Feb
28
The Rule of Two: Brian Hunter Update
Teresa Lo @ 9:30 AM | | Start a Discussion
The March 3, 2008 issue of Canadian Business has the latest on the ex-Amaranth trader, but what intrigues me is how ex-Enron John Arnold’s Centaurus Energy was playing the other side.
“Always two there are; no more, no less: a master and an apprentice,” said Yoda of the Sith Lords while Darth Bane concluded, “Two there should be; no more, no less. One to embody power, the other to crave it.” It’s the Star Wars Rule of Two.
Market speculation: The trials of Brian Hunter
NG futures are later-date contractual obligations to deliver or receive 10,000 million British thermal units of natural gas at the Henry Hub, a pipeline junction in Louisiana. The game is played by a mishmash of speculators and commercial interests who buy and sell thousands of contracts (and options to buy or sell contracts) on a daily basis. Most never hit the Hub because obligations to deliver and receive often cancel each other out.
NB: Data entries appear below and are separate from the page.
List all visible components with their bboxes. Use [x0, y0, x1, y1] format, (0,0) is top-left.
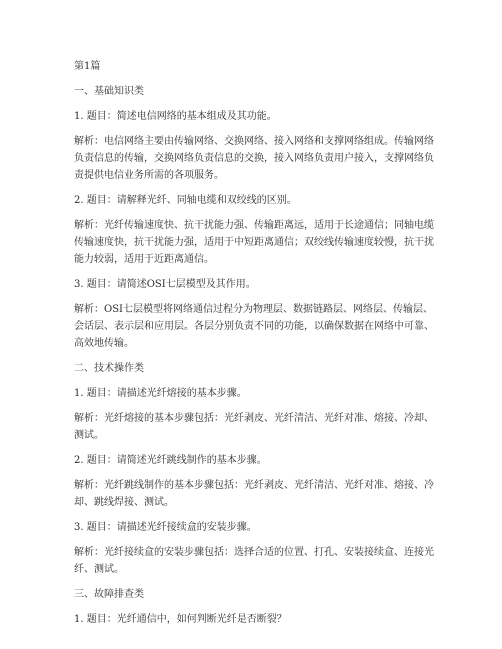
answer-1-1: 解析：电信网络主要由传输网络、交换网络、接入网络和支撑网络组成。传输网络负责信息的传输，交换网络负责信息的交换，接入网络负责用户接入，支撑网络负责提供电信业务所需的各项服务。	[74, 136, 434, 181]
question-2-1: 1. 题目：请描述光纤熔接的基本步骤。	[74, 388, 247, 399]
answer-2-1: 解析：光纤熔接的基本步骤包括：光纤剥皮、光纤清洁、光纤对准、熔接、冷却、测试。	[74, 413, 434, 441]
question-3-1: 1. 题目：光纤通信中，如何判断光纤是否断裂？	[74, 614, 287, 625]
section-heading-basics: 一、基础知识类	[74, 86, 144, 97]
question-1-2: 2. 题目：请解释光纤、同轴电缆和双绞线的区别。	[74, 195, 297, 206]
question-2-3: 3. 题目：请描述光纤接续盒的安装步骤。	[74, 522, 257, 533]
answer-1-3: 解析：OSI七层模型将网络通信过程分为物理层、数据链路层、网络层、传输层、会话层、表示层和应用层。各层分别负责不同的功能，以确保数据在网络中可靠、高效地传输。	[74, 304, 434, 349]
question-1-3: 3. 题目：请简述OSI七层模型及其作用。	[74, 279, 256, 290]
section-heading-operations: 二、技术操作类	[74, 363, 144, 374]
question-2-2: 2. 题目：请简述光纤跳线制作的基本步骤。	[74, 455, 267, 466]
section-heading-troubleshooting: 三、故障排查类	[74, 589, 144, 600]
document-content	[74, 58, 436, 628]
answer-2-3: 解析：光纤接续盒的安装步骤包括：选择合适的位置、打孔、安装接续盒、连接光纤、测试。	[74, 547, 434, 575]
answer-2-2: 解析：光纤跳线制作的基本步骤包括：光纤剥皮、光纤清洁、光纤对准、熔接、冷却、跳线焊接、测试。	[74, 480, 434, 508]
document-header: 第1篇	[74, 61, 101, 72]
answer-1-2: 解析：光纤传输速度快、抗干扰能力强、传输距离远，适用于长途通信；同轴电缆传输速度快，抗干扰能力强，适用于中短距离通信；双绞线传输速度较慢，抗干扰能力较弱，适用于近距离通信。	[74, 220, 434, 265]
question-1-1: 1. 题目：简述电信网络的基本组成及其功能。	[74, 111, 277, 122]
Nevertheless, until settlement day on the New York Mercantile Exchange (NYMEX), all futures fluctuate in value due to numerous volatile factors, ranging from market fundamentals to the mood of Mother Nature.Such price fluctuations can translate into a seriously bad trading day. In September 2006, for example, a string of Hunter’s bad days eventually cost Amaranth US$6.6 billion, which is more than the GDP of Chad. But believe it or not, Wall Street was still trying to toss big money Hunter’s way while CNBC was reporting on the fund’s fruitless efforts to survive.
That won’t surprise you after you know the whole story, which has never been reported before. For now, let’s just note that Amaranth — despite what you might have read in the business pages or on financial blogs — did not crash because a math geek placed ridiculous bets on something as unpredictable as hurricanes in the Gulf of Mexico.
Hunter’s strategy back in 2006 was based on monthly price spreads, not on an expected storm-induced jump in prices. (Such a jump could have actually hurt Amaranth’s positions at the time.) Not that Hunter is afraid of risk. He played the March–April “widow-maker” spread, where the unpredictable effect of warming weather on natural gas supply scares some traders off the market. But his overall position was hedged, highly calculated and not 100% weather-dependent. In fact, the bets Hunter made could be considered conservative when compared to what some debt traders were doing with sub-prime assets at the time.